Cliquer sur certaines photos pour les agrandir.

Portrait de C. le Coent  -  voir en grand cette image
Portrait de C. le Coent
©2014 Rachel Larcher

 A) Introduction

Qui, à Kérien, se souvient de Césaire le Coent, barde Mab Loïz (= fils de Louis) ? Décédé en 1963 à Coat-Mael en Mael-Pestivien, il a laissé beaucoup de cahiers de poèmes, ayant peu publié. C’était un homme de foi, amoureux aussi de sa Bretagne et de sa langue bretonne.

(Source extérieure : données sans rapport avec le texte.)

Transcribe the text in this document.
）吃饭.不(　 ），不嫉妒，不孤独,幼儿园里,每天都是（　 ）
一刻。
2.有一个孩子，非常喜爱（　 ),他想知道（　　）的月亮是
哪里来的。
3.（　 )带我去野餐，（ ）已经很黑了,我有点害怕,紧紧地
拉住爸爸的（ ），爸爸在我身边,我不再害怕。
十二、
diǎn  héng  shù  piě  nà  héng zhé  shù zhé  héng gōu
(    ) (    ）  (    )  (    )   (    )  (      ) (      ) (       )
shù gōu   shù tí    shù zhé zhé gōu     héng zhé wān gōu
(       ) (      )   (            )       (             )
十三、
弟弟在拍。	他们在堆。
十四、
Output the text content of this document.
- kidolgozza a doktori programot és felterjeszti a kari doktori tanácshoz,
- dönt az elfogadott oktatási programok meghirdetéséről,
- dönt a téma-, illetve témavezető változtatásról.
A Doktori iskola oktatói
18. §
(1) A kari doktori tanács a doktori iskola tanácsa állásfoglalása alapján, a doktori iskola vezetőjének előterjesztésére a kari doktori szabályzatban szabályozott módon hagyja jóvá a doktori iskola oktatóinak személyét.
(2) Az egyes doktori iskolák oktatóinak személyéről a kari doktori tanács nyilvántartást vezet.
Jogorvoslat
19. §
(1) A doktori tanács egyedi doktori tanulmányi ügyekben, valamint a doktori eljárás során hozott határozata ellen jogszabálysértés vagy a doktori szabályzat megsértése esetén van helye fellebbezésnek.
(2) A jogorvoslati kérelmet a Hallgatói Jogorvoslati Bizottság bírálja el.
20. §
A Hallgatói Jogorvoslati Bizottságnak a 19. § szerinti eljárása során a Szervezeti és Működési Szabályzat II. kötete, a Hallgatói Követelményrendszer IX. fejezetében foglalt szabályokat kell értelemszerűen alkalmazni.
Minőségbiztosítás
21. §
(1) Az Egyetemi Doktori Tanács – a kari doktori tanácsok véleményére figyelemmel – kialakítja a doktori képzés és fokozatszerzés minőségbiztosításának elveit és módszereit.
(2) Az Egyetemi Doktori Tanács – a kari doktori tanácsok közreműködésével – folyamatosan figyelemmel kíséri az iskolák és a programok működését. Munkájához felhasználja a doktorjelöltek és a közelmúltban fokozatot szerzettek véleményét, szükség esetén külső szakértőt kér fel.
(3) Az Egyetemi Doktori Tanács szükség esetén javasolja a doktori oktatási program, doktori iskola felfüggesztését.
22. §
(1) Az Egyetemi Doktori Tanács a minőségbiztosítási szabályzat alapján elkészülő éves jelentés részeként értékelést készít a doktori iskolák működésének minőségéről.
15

On trouvera ci-dessous : la plaque posée sur sa tombe (B), un bref résumé de sa vie ©, extrait du livre de Lukian Raoul : Geriadur ar skrivagnerien ha yezhourien (dictionnaire des écrivains et linguistes, éd. Al Liamm, 1992). Nous avons trouvé, grâce à des membres de sa famille, quelques photos de l’auteur.
Après ces notes on pourra lire la traduction de la préface écrite en breton par l’écrivain Ernest le Barzic, barde Roh Vur (D), pour le recueil de Le Coent : Kan ha Pedenn (Chant et Prière).
Enfin, deux poèmes de ce même recueil bilingue (E). En post-scriptum on trouvera les noms des Le Coent qui furent maires de Kérien.
Une des petites-filles du barde, sœur Marie-Pascale, est religieuse, membre de la Communauté des Béatitudes. C’est elle qui a fourni la plupart des photos. Elle garde bien vive la flamme de la foi et de la poésie, ayant elle-même publié plusieurs recueils de poèmes. Ainsi, à l’heure où l’on se plaint de la difficulté de transmettre la foi et bien des valeurs, il arrive que le relais… et le talent passent tout de même entre les générations… (J. Philippe)

 B) Plaque tombale

Plaque apposée sur la tombe de M. et Mme C. Le Coent, (cimetière de Kérien) et traduction. Lors de la gravure de cette plaque, Le Coent avait encore 29 ans à vivre…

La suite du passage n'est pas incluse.